Bergman, a New Orleans native who now divides his time between Minneapolis and New York City, offers no commentary on his subjects. No dates, names, places or titles explain them, no footnotes contextualize their grim realities. Instead viewers are left to spin their own narratives about these solitary sad sacks and the kind of society -- our own, as it happens -- that enables such destitution.
Beyond the shabbiness of their attire, Bergman's subjects have visible pain as a common denominator: A gaunt woman with pinched lips glances fearfully away, her russet hair highlit with red and purple light and her freckled face washed with greenish pallor. A man with pinched brows cocks his head and retreats into reverie, while a woman in a silvery jacket trembles with suppressed tears. A bony blue-eyed girl looks like an untamed Irish waif and her counterpart -- a brown-haired boy of about 8 -- seems so neglected as to be unreachable. Most hauntingly, a wild scarecrow of a man with decaying teeth stands in raking light before a chain-link fence, his clear hazel eyes open but disengaged, as if seeing nothing.

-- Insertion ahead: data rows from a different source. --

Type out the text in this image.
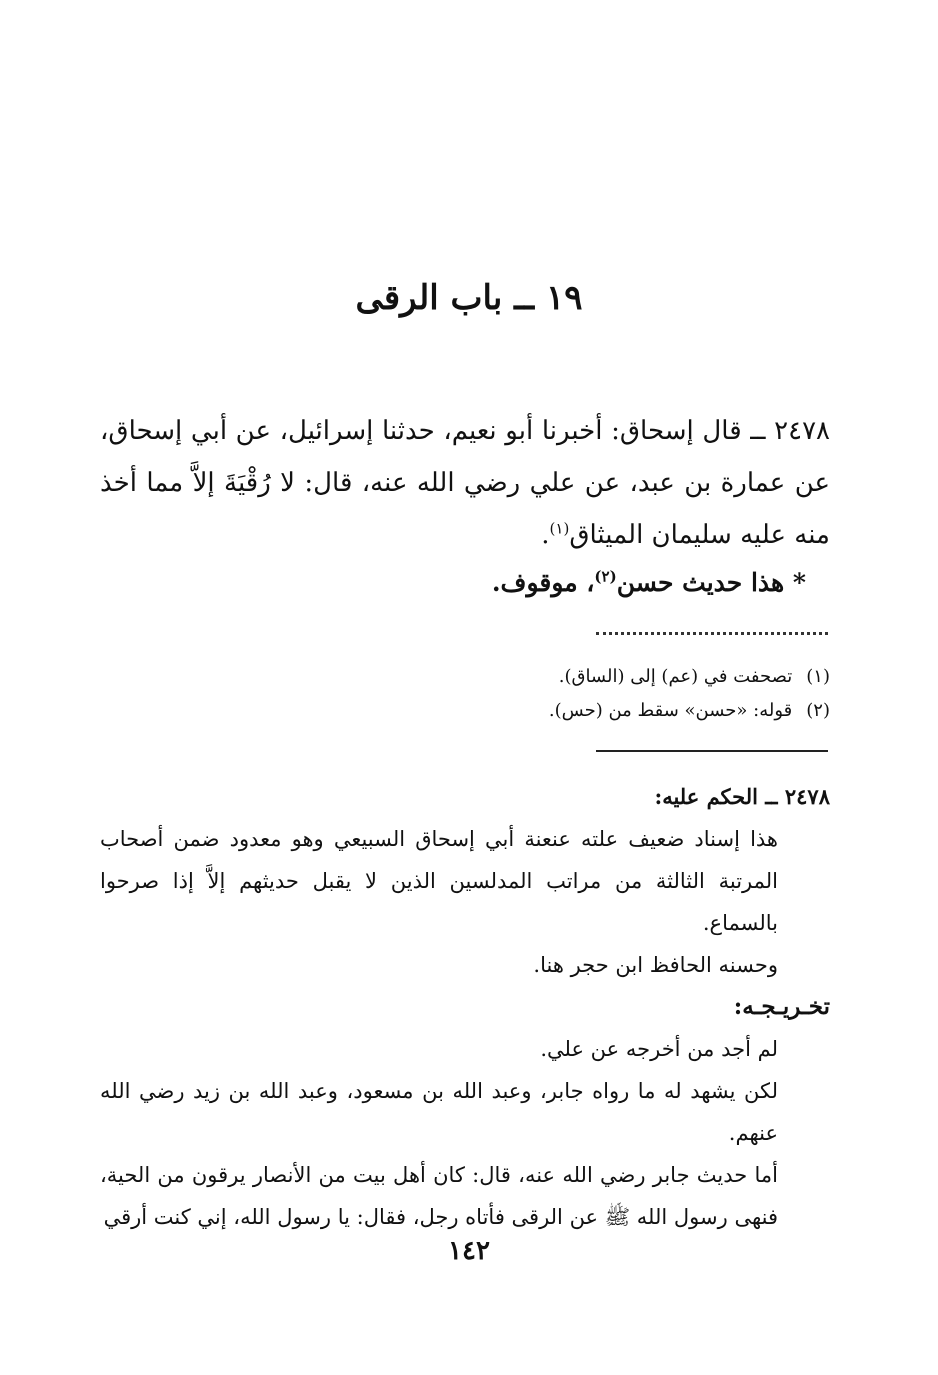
١٩ ــ باب الرقى

٢٤٧٨ ــ قال إسحاق: أخبرنا أبو نعيم، حدثنا إسرائيل، عن أبي إسحاق، عن عمارة بن عبد، عن علي رضي الله عنه، قال: لا رُقْيَةَ إلاَّ مما أخذ منه عليه سليمان الميثاق$^{(١)}$.

* هذا حديث حسن$^{(٢)}$، موقوف.
(١)تصحفت في (عم) إلى (الساق).
(٢)قوله: «حسن» سقط من (حس).

٢٤٧٨ ــ الحكم عليه:

هذا إسناد ضعيف علته عنعنة أبي إسحاق السبيعي وهو معدود ضمن أصحاب المرتبة الثالثة من مراتب المدلسين الذين لا يقبل حديثهم إلاَّ إذا صرحوا بالسماع.

وحسنه الحافظ ابن حجر هنا.

تخـريـجـه:

لم أجد من أخرجه عن علي.

لكن يشهد له ما رواه جابر، وعبد الله بن مسعود، وعبد الله بن زيد رضي الله عنهم.

أما حديث جابر رضي الله عنه، قال: كان أهل بيت من الأنصار يرقون من الحية، فنهى رسول الله ﷺ عن الرقى فأتاه رجل، فقال: يا رسول الله، إني كنت أرقي

١٤٢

In virtually every case, Bergman moves in low and close for a head shot, generally framing his subjects against a wall or panel of color. They rarely return his gaze, but instead glance away or down. Even if they look into the camera's lens, their eyes turn inward so they do not appear to see, only to be seen. A few, like a shriveled man clutching a thick religious tract, stare back at the camera but with a thin-lipped distrust that speaks to years of marginalization. The one woman who almost smiles has fresh cigarette burns on her cheek and forehead. Self-mutilation or the mark of another hand? Who knows?
Contrived grit
All this gritty reality has, of course, an air of unreality about it, enshrined as it is in a museum gallery. Curator David Little has grouped and lit the pictures sensitively so that each has a modicum of dignity. And Bergman's inkjet prints are ripe with painterly color: A glowing gold background makes a bitter black man look like a medieval saint, while a shifty man stroking a feather seems pinned to a bright blue wall by a slice of red in his black jacket.

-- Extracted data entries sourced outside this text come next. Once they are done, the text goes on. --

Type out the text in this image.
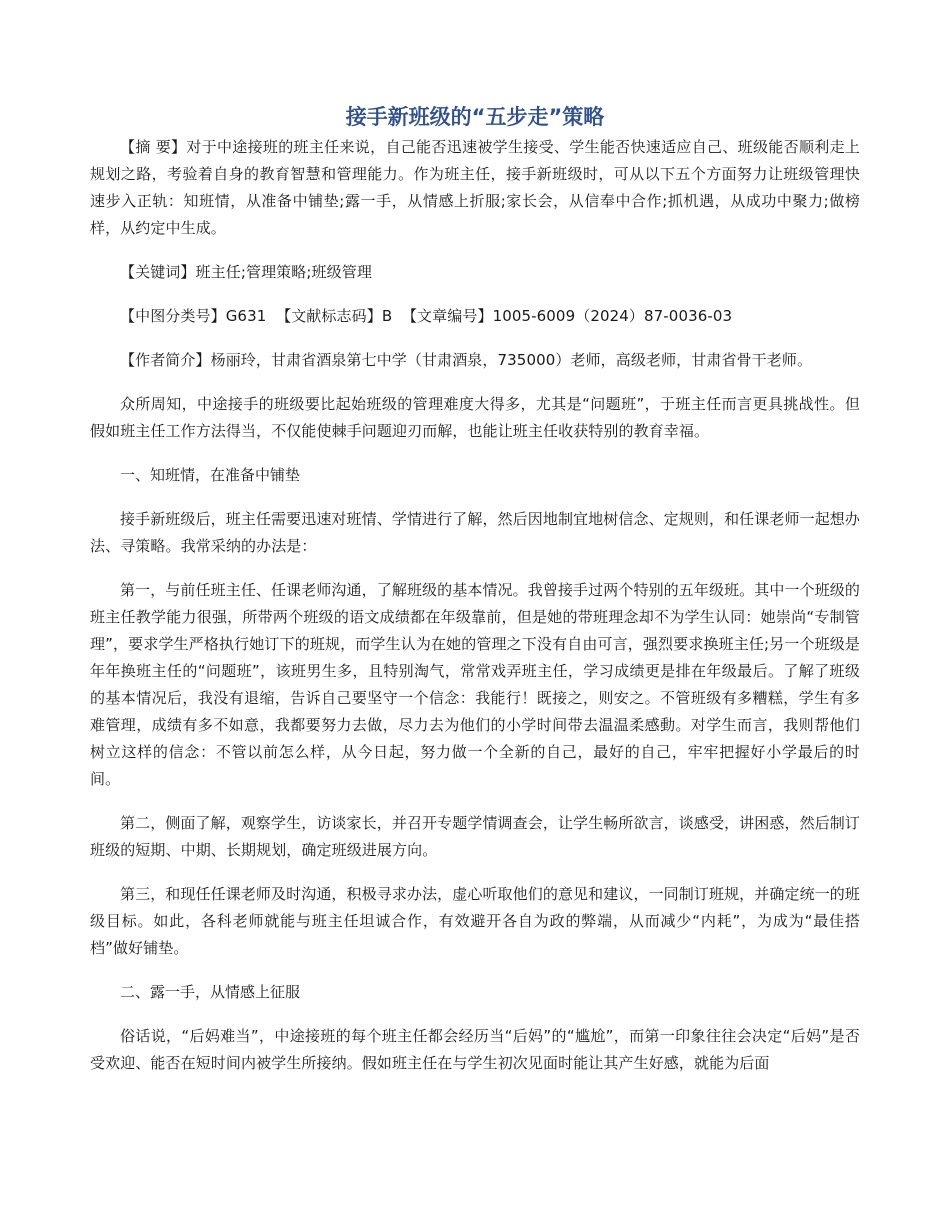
接手新班级的“五步走”策略

【摘 要】对于中途接班的班主任来说，自己能否迅速被学生接受、学生能否快速适应自己、班级能否顺利走上规划之路，考验着自身的教育智慧和管理能力。作为班主任，接手新班级时，可从以下五个方面努力让班级管理快速步入正轨：知班情，从准备中铺垫;露一手，从情感上折服;家长会，从信奉中合作;抓机遇，从成功中聚力;做榜样，从约定中生成。

【关键词】班主任;管理策略;班级管理

【中图分类号】G631 【文献标志码】B 【文章编号】1005-6009（2024）87-0036-03

【作者简介】杨丽玲，甘肃省酒泉第七中学（甘肃酒泉，735000）老师，高级老师，甘肃省骨干老师。

众所周知，中途接手的班级要比起始班级的管理难度大得多，尤其是“问题班”，于班主任而言更具挑战性。但假如班主任工作方法得当，不仅能使棘手问题迎刃而解，也能让班主任收获特别的教育幸福。

一、知班情，在准备中铺垫

接手新班级后，班主任需要迅速对班情、学情进行了解，然后因地制宜地树信念、定规则，和任课老师一起想办法、寻策略。我常采纳的办法是：

第一，与前任班主任、任课老师沟通，了解班级的基本情况。我曾接手过两个特别的五年级班。其中一个班级的班主任教学能力很强，所带两个班级的语文成绩都在年级靠前，但是她的带班理念却不为学生认同：她崇尚“专制管理”，要求学生严格执行她订下的班规，而学生认为在她的管理之下没有自由可言，强烈要求换班主任;另一个班级是年年换班主任的“问题班”，该班男生多，且特别淘气，常常戏弄班主任，学习成绩更是排在年级最后。了解了班级的基本情况后，我没有退缩，告诉自己要坚守一个信念：我能行！既接之，则安之。不管班级有多糟糕，学生有多难管理，成绩有多不如意，我都要努力去做，尽力去为他们的小学时间带去温温柔感動。对学生而言，我则帮他们树立这样的信念：不管以前怎么样，从今日起，努力做一个全新的自己，最好的自己，牢牢把握好小学最后的时间。

第二，侧面了解，观察学生，访谈家长，并召开专题学情调查会，让学生畅所欲言，谈感受，讲困惑，然后制订班级的短期、中期、长期规划，确定班级进展方向。

第三，和现任任课老师及时沟通，积极寻求办法，虚心听取他们的意见和建议，一同制订班规，并确定统一的班级目标。如此，各科老师就能与班主任坦诚合作，有效避开各自为政的弊端，从而减少“内耗”，为成为“最佳搭档”做好铺垫。

二、露一手，从情感上征服

俗话说，“后妈难当”，中途接班的每个班主任都会经历当“后妈”的“尴尬”，而第一印象往往会决定“后妈”是否受欢迎、能否在短时间内被学生所接纳。假如班主任在与学生初次见面时能让其产生好感，就能为后面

For all their contemporaniety, Bergman's characters seem less a record of modern life than archetypes of suffering. They are intensely physical, but also strangely dematerialized, like a galaxy of Catholic saints chosen to represent the miseries and mysteries to which the human condition is prey. With their stagey poses and visibly tortured souls, they read as characters in a modern morality play. Pathos aside, the figures are often repellent because the photographer has made them so with his juiced color, harsh light, and unrelenting narrative.

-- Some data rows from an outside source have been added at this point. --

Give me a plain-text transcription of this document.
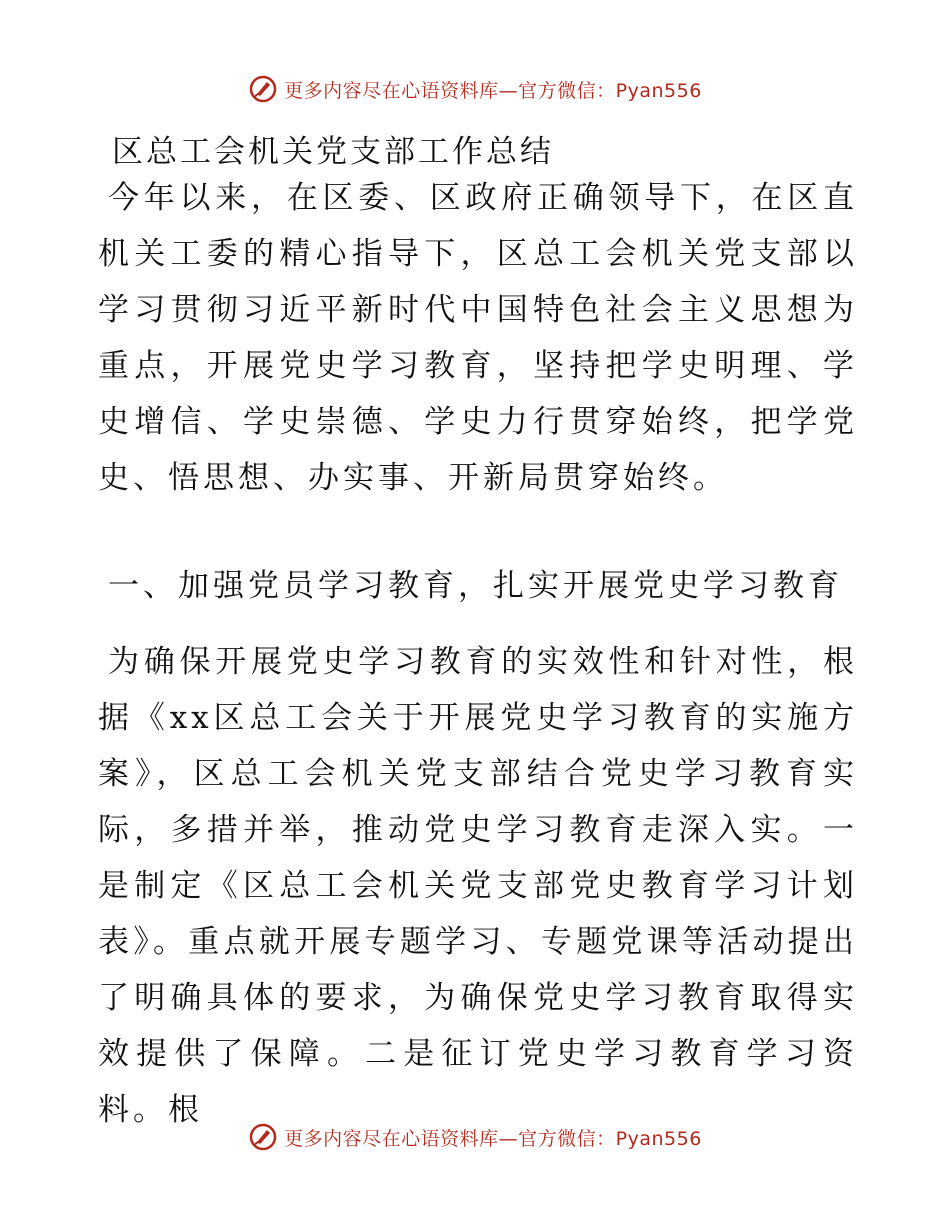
更多内容尽在心语资料库—官方微信：Pyan556
区总工会机关党支部工作总结

今年以来，在区委、区政府正确领导下，在区直机关工委的精心指导下，区总工会机关党支部以学习贯彻习近平新时代中国特色社会主义思想为重点，开展党史学习教育，坚持把学史明理、学史增信、学史崇德、学史力行贯穿始终，把学党史、悟思想、办实事、开新局贯穿始终。

一、加强党员学习教育，扎实开展党史学习教育

为确保开展党史学习教育的实效性和针对性，根据《xx区总工会关于开展党史学习教育的实施方案》，区总工会机关党支部结合党史学习教育实际，多措并举，推动党史学习教育走深入实。一是制定《区总工会机关党支部党史教育学习计划表》。重点就开展专题学习、专题党课等活动提出了明确具体的要求，为确保党史学习教育取得实效提供了保障。二是征订党史学习教育学习资料。根

更多内容尽在心语资料库—官方微信：Pyan556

Bergman's studied silence invites viewers to question his motives and goals. Is he simply a bleeding-heart dishing up a platter of guilt in response to the societal failures these lives imply? Or is he a voyeur using his camera as passport to another psychological country? Was he a fellow traveler in degradation who has now cleaned up his act and turned amanuensis for his fellow outcasts? Or, as seems more likely, is he sanctifying others' destitution to bootstrap himself into the company of Lewis Wickes Hine, Walker Evans, Robert Frank and other great photo documentarians of the past century?